Violencia doméstica contra las mujeres: Reconoce los patrones, busca ayuda

La violencia doméstica es una amenaza grave para muchas mujeres. Conoce los signos de una relación abusiva y cómo alejarte de una situación peligrosa.

Escrito por personal de Mayo Clinic

Tu pareja se disculpa y dice que no volverá a tener una conducta hiriente — pero tienes miedo a que la tenga. A veces te preguntas si te estás imaginando el maltrato o si el dolor físico y emocional que sientes es real. Si esto te suena familiar, puedes estar sufriendo violencia doméstica.

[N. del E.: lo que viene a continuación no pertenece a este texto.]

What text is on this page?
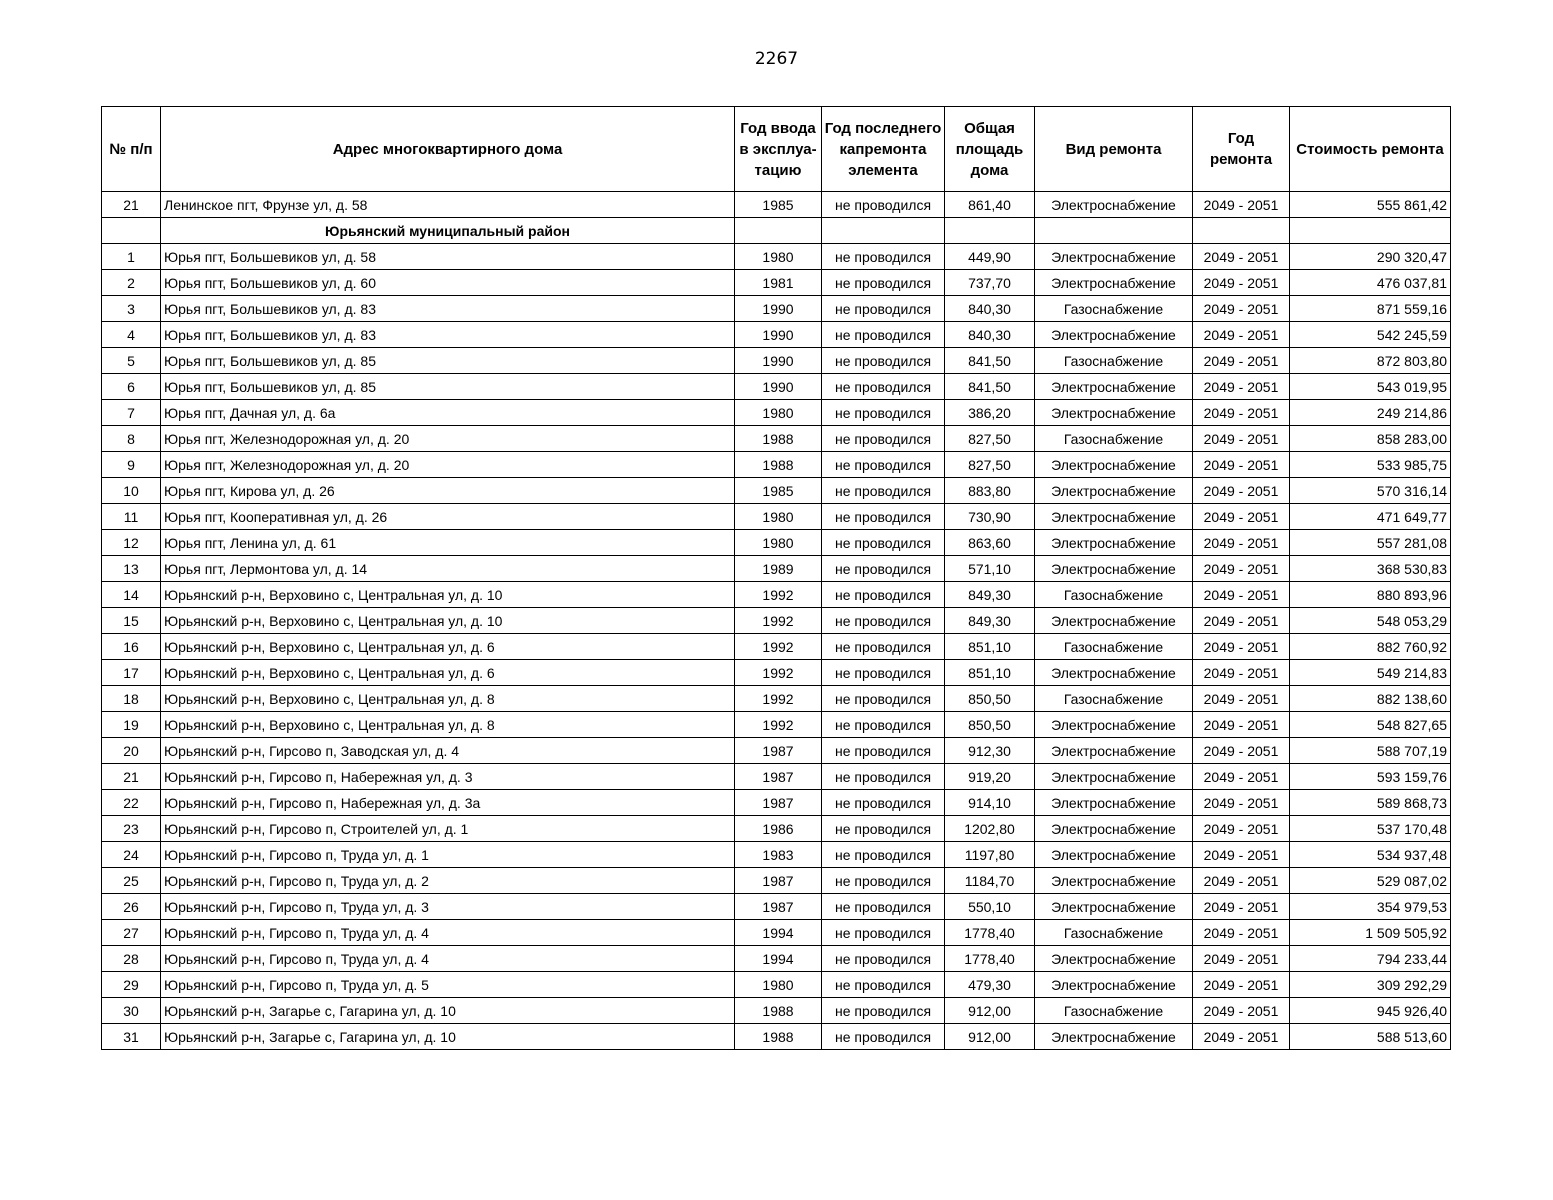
2267
№ п/п	Адрес многоквартирного дома	Год ввода в эксплуа-тацию	Год последнего капремонта элемента	Общая площадь дома	Вид ремонта	Год ремонта	Стоимость ремонта
21	Ленинское пгт, Фрунзе ул, д. 58	1985	не проводился	861,40	Электроснабжение	2049 - 2051	555 861,42
	Юрьянский муниципальный район						
1	Юрья пгт, Большевиков ул, д. 58	1980	не проводился	449,90	Электроснабжение	2049 - 2051	290 320,47
2	Юрья пгт, Большевиков ул, д. 60	1981	не проводился	737,70	Электроснабжение	2049 - 2051	476 037,81
3	Юрья пгт, Большевиков ул, д. 83	1990	не проводился	840,30	Газоснабжение	2049 - 2051	871 559,16
4	Юрья пгт, Большевиков ул, д. 83	1990	не проводился	840,30	Электроснабжение	2049 - 2051	542 245,59
5	Юрья пгт, Большевиков ул, д. 85	1990	не проводился	841,50	Газоснабжение	2049 - 2051	872 803,80
6	Юрья пгт, Большевиков ул, д. 85	1990	не проводился	841,50	Электроснабжение	2049 - 2051	543 019,95
7	Юрья пгт, Дачная ул, д. 6а	1980	не проводился	386,20	Электроснабжение	2049 - 2051	249 214,86
8	Юрья пгт, Железнодорожная ул, д. 20	1988	не проводился	827,50	Газоснабжение	2049 - 2051	858 283,00
9	Юрья пгт, Железнодорожная ул, д. 20	1988	не проводился	827,50	Электроснабжение	2049 - 2051	533 985,75
10	Юрья пгт, Кирова ул, д. 26	1985	не проводился	883,80	Электроснабжение	2049 - 2051	570 316,14
11	Юрья пгт, Кооперативная ул, д. 26	1980	не проводился	730,90	Электроснабжение	2049 - 2051	471 649,77
12	Юрья пгт, Ленина ул, д. 61	1980	не проводился	863,60	Электроснабжение	2049 - 2051	557 281,08
13	Юрья пгт, Лермонтова ул, д. 14	1989	не проводился	571,10	Электроснабжение	2049 - 2051	368 530,83
14	Юрьянский р-н, Верховино с, Центральная ул, д. 10	1992	не проводился	849,30	Газоснабжение	2049 - 2051	880 893,96
15	Юрьянский р-н, Верховино с, Центральная ул, д. 10	1992	не проводился	849,30	Электроснабжение	2049 - 2051	548 053,29
16	Юрьянский р-н, Верховино с, Центральная ул, д. 6	1992	не проводился	851,10	Газоснабжение	2049 - 2051	882 760,92
17	Юрьянский р-н, Верховино с, Центральная ул, д. 6	1992	не проводился	851,10	Электроснабжение	2049 - 2051	549 214,83
18	Юрьянский р-н, Верховино с, Центральная ул, д. 8	1992	не проводился	850,50	Газоснабжение	2049 - 2051	882 138,60
19	Юрьянский р-н, Верховино с, Центральная ул, д. 8	1992	не проводился	850,50	Электроснабжение	2049 - 2051	548 827,65
20	Юрьянский р-н, Гирсово п, Заводская ул, д. 4	1987	не проводился	912,30	Электроснабжение	2049 - 2051	588 707,19
21	Юрьянский р-н, Гирсово п, Набережная ул, д. 3	1987	не проводился	919,20	Электроснабжение	2049 - 2051	593 159,76
22	Юрьянский р-н, Гирсово п, Набережная ул, д. 3а	1987	не проводился	914,10	Электроснабжение	2049 - 2051	589 868,73
23	Юрьянский р-н, Гирсово п, Строителей ул, д. 1	1986	не проводился	1202,80	Электроснабжение	2049 - 2051	537 170,48
24	Юрьянский р-н, Гирсово п, Труда ул, д. 1	1983	не проводился	1197,80	Электроснабжение	2049 - 2051	534 937,48
25	Юрьянский р-н, Гирсово п, Труда ул, д. 2	1987	не проводился	1184,70	Электроснабжение	2049 - 2051	529 087,02
26	Юрьянский р-н, Гирсово п, Труда ул, д. 3	1987	не проводился	550,10	Электроснабжение	2049 - 2051	354 979,53
27	Юрьянский р-н, Гирсово п, Труда ул, д. 4	1994	не проводился	1778,40	Газоснабжение	2049 - 2051	1 509 505,92
28	Юрьянский р-н, Гирсово п, Труда ул, д. 4	1994	не проводился	1778,40	Электроснабжение	2049 - 2051	794 233,44
29	Юрьянский р-н, Гирсово п, Труда ул, д. 5	1980	не проводился	479,30	Электроснабжение	2049 - 2051	309 292,29
30	Юрьянский р-н, Загарье с, Гагарина ул, д. 10	1988	не проводился	912,00	Газоснабжение	2049 - 2051	945 926,40
31	Юрьянский р-н, Загарье с, Гагарина ул, д. 10	1988	не проводился	912,00	Электроснабжение	2049 - 2051	588 513,60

Reconoce la violencia doméstica

La violencia doméstica — también llamada violencia de pareja — ocurre entre personas que tienen una relación íntima. La violencia doméstica puede tener muchas formas, incluyendo el abuso emocional, sexual y físico, y amenazas de abuso. A veces los hombres son maltratados por sus parejas, pero la violencia doméstica es más común hacia las mujeres. La violencia doméstica puede ocurrir en relaciones heterosexuales o del mismo sexo.

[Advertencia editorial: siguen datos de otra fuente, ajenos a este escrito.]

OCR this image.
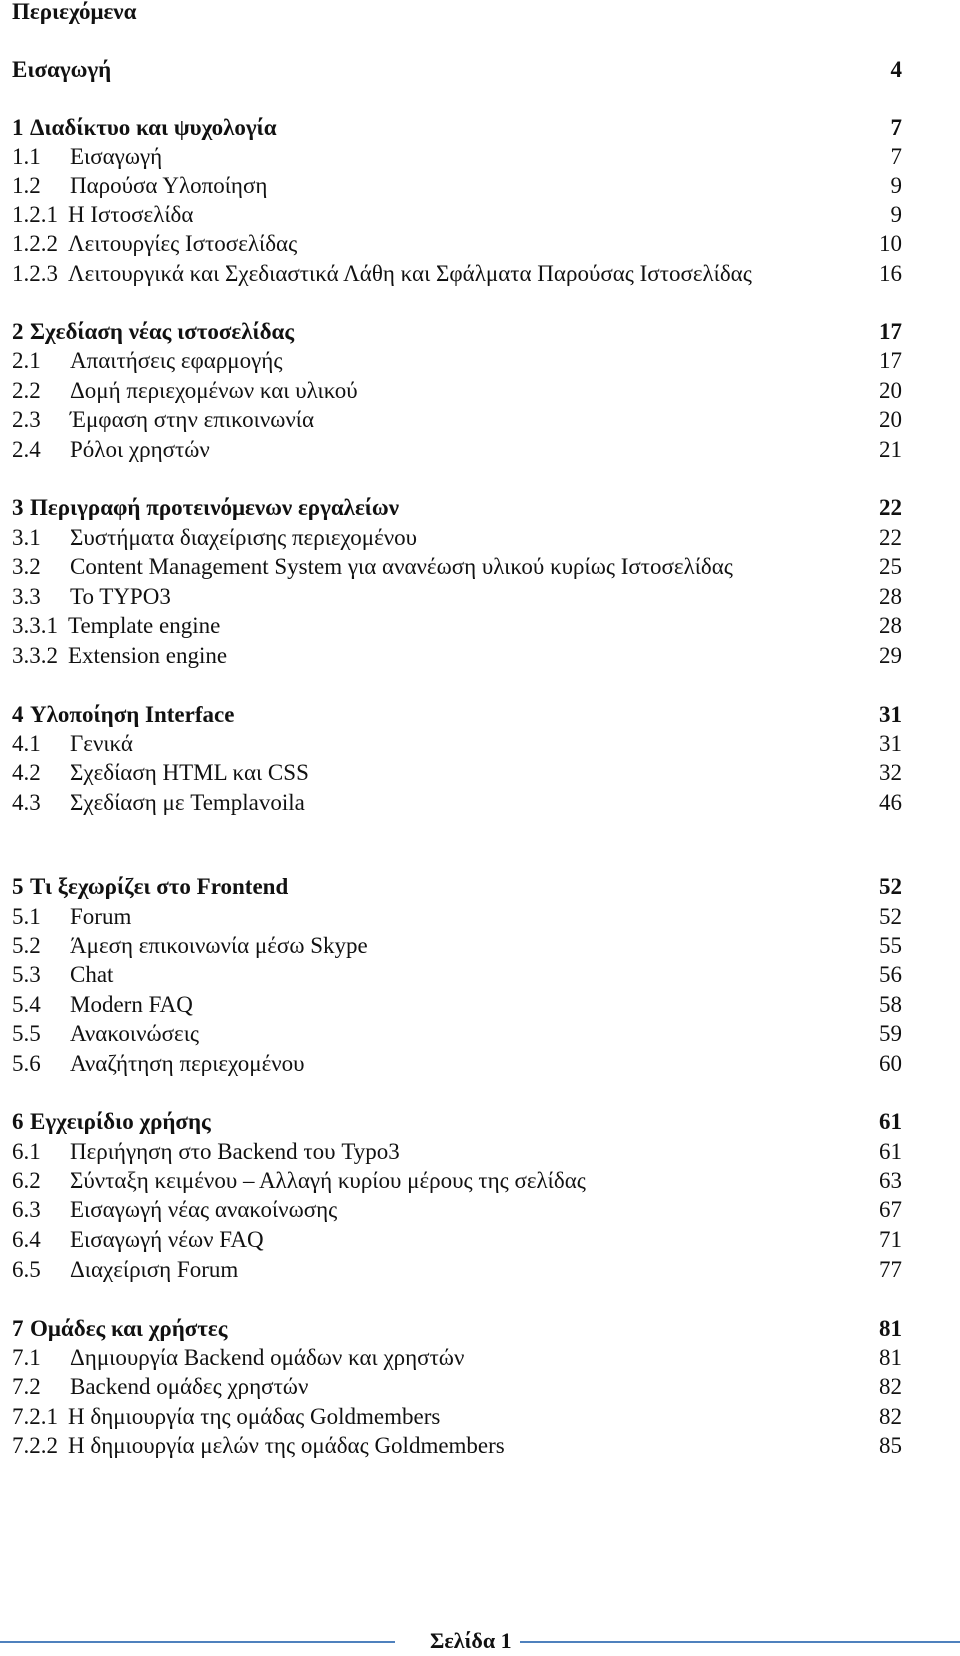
Περιεχόμενα
Εισαγωγή	4
1 Διαδίκτυο και ψυχολογία	7
1.1 Εισαγωγή	7
1.2 Παρούσα Υλοποίηση	9
1.2.1 Η Ιστοσελίδα	9
1.2.2 Λειτουργίες Ιστοσελίδας	10
1.2.3 Λειτουργικά και Σχεδιαστικά Λάθη και Σφάλματα Παρούσας Ιστοσελίδας	16
2 Σχεδίαση νέας ιστοσελίδας	17
2.1 Απαιτήσεις εφαρμογής	17
2.2 Δομή περιεχομένων και υλικού	20
2.3 Έμφαση στην επικοινωνία	20
2.4 Ρόλοι χρηστών	21
3 Περιγραφή προτεινόμενων εργαλείων	22
3.1 Συστήματα διαχείρισης περιεχομένου	22
3.2 Content Management System για ανανέωση υλικού κυρίως Ιστοσελίδας	25
3.3 To TYPO3	28
3.3.1 Template engine	28
3.3.2 Extension engine	29
4 Υλοποίηση Interface	31
4.1 Γενικά	31
4.2 Σχεδίαση HTML και CSS	32
4.3 Σχεδίαση με Templavoila	46
5 Τι ξεχωρίζει στο Frontend	52
5.1 Forum	52
5.2 Άμεση επικοινωνία μέσω Skype	55
5.3 Chat	56
5.4 Modern FAQ	58
5.5 Ανακοινώσεις	59
5.6 Αναζήτηση περιεχομένου	60
6 Εγχειρίδιο χρήσης	61
6.1 Περιήγηση στο Backend του Typo3	61
6.2 Σύνταξη κειμένου – Αλλαγή κυρίου μέρους της σελίδας	63
6.3 Εισαγωγή νέας ανακοίνωσης	67
6.4 Εισαγωγή νέων FAQ	71
6.5 Διαχείριση Forum	77
7 Ομάδες και χρήστες	81
7.1 Δημιουργία Backend ομάδων και χρηστών	81
7.2 Backend ομάδες χρηστών	82
7.2.1 Η δημιουργία της ομάδας Goldmembers	82
7.2.2 Η δημιουργία μελών της ομάδας Goldmembers	85
Σελίδα 1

Puede ser difícil identificar la violencia doméstica al principio. Mientras que algunas relaciones son claramente abusivas desde el comienzo, el abuso a menudo empieza de una forma sutil y va empeorando con el tiempo. Puedes estar experimentando violencia doméstica si estás en una relación con alguien que:

  • Te pone apodos, te insulta o menosprecia
  • Impide o te desalienta para ir a trabajar o a la escuela
  • Impide o te desalienta para ver a tus familiares o amigos
  • Intenta controlar cómo gastas tu dinero, a dónde vas, qué medicamentos tomas o cómo vistes
  • Actúa de forma celosa o posesiva o te acusa de forma constante de serle infiel
  • Se enoja cuando bebe alcohol o consume drogas
  • Te amenaza con violencia o con un arma
  • Te golpea, patea, empuja, cachetea, asfixia o te lastima de alguna otra forma a ti, a tus hijos o a tus mascotas
  • Te fuerza a tener sexo o te involucra en actos sexuales en contra de tu voluntad
  • Te culpa por su comportamiento violento o te dice que te lo mereces

Si eres lesbiana, bisexual o transgénero también puedes estar experimentando violencia doméstica si estás en una relación con alguien que:

  • Te amenaza con decirle a tus amigos, familia, colegas o miembros de la comunidad acerca de tu orientación sexual o identidad de género
  • Te dice que las autoridades no ayudan a lesbianas, bisexuales o personas transgénero
  • Te dice que si abandonas la relación significa que admites que las relaciones lesbianas, bisexuales o transgénero son anormales
  • Te dice que las mujeres no pueden ser violentas
  • Justifica el abuso diciéndote que "verdaderamente" no eres lesbiana, bisexual o transgénero

Embarazo, niños y violencia doméstica.

Algunas veces, la violencia doméstica inicia — o aumenta — durante el embarazo, poniendo tu salud y la del bebé en riesgo. El daño continúa después de que el bebé nace. Incluso si tu niño no sufre de abuso, simplemente el estar presente en un momento de violencia doméstica puede ser dañino. Los niños que crecieron en un hogar abusivo son más propensos a ser abusivos y a tener más problemas de conducta que otros niños. Como adultos, es posible que sean abusadores o que piensen que el abuso es una parte normal de las relaciones. Puede preocuparte que el buscar ayuda te ponga a ti y a tu hijo en peligro o que esto pueda desintegrar a tu familia, pero es la mejor forma de proteger a tu hijo — y a ti mismo.

Rompe el ciclo

Si te encuentras en una situación de maltrato, debes reconocer este patrón:

  • Tu abusador te amenaza con violencia.
  • Tu abusador te golpea.
  • Tu abusador se disculpa, promete cambiar y te da regalos.
  • El ciclo se repite.

Entre más tiempo te quedes en una relación abusiva, más te dañará física y emocionalmente. Puedes volverte depresivo y ansioso. Puedes empezar a dudar de tu capacidad para cuidarte a ti mismo o preguntarte si el abuso es por tu culpa. Te puedes sentir inútil o paralizado.

Si eres una mujer mayor con problemas de salud, puedes sentirte dependiente de tu pareja abusiva. Si estás en una relación del mismo sexo, quizá será menos probable que busques ayuda después de una agresión si no deseas revelar tu orientación sexual. Si otra mujer te ha agredido sexualmente, también es posible que temas que nadie te crea.

Aún así, la única forma de romper con el ciclo de la violencia doméstica es actuar — y entre más rápido mejor. Empieza por contarle a alguien sobre el abuso, ya sea un amigo, un ser querido, un profesional de la salud u otro contacto cercano. Al principio puede parecerte difícil hablar acerca del abuso, pero también es probable que sientas alivio y recibas el apoyo tan necesario.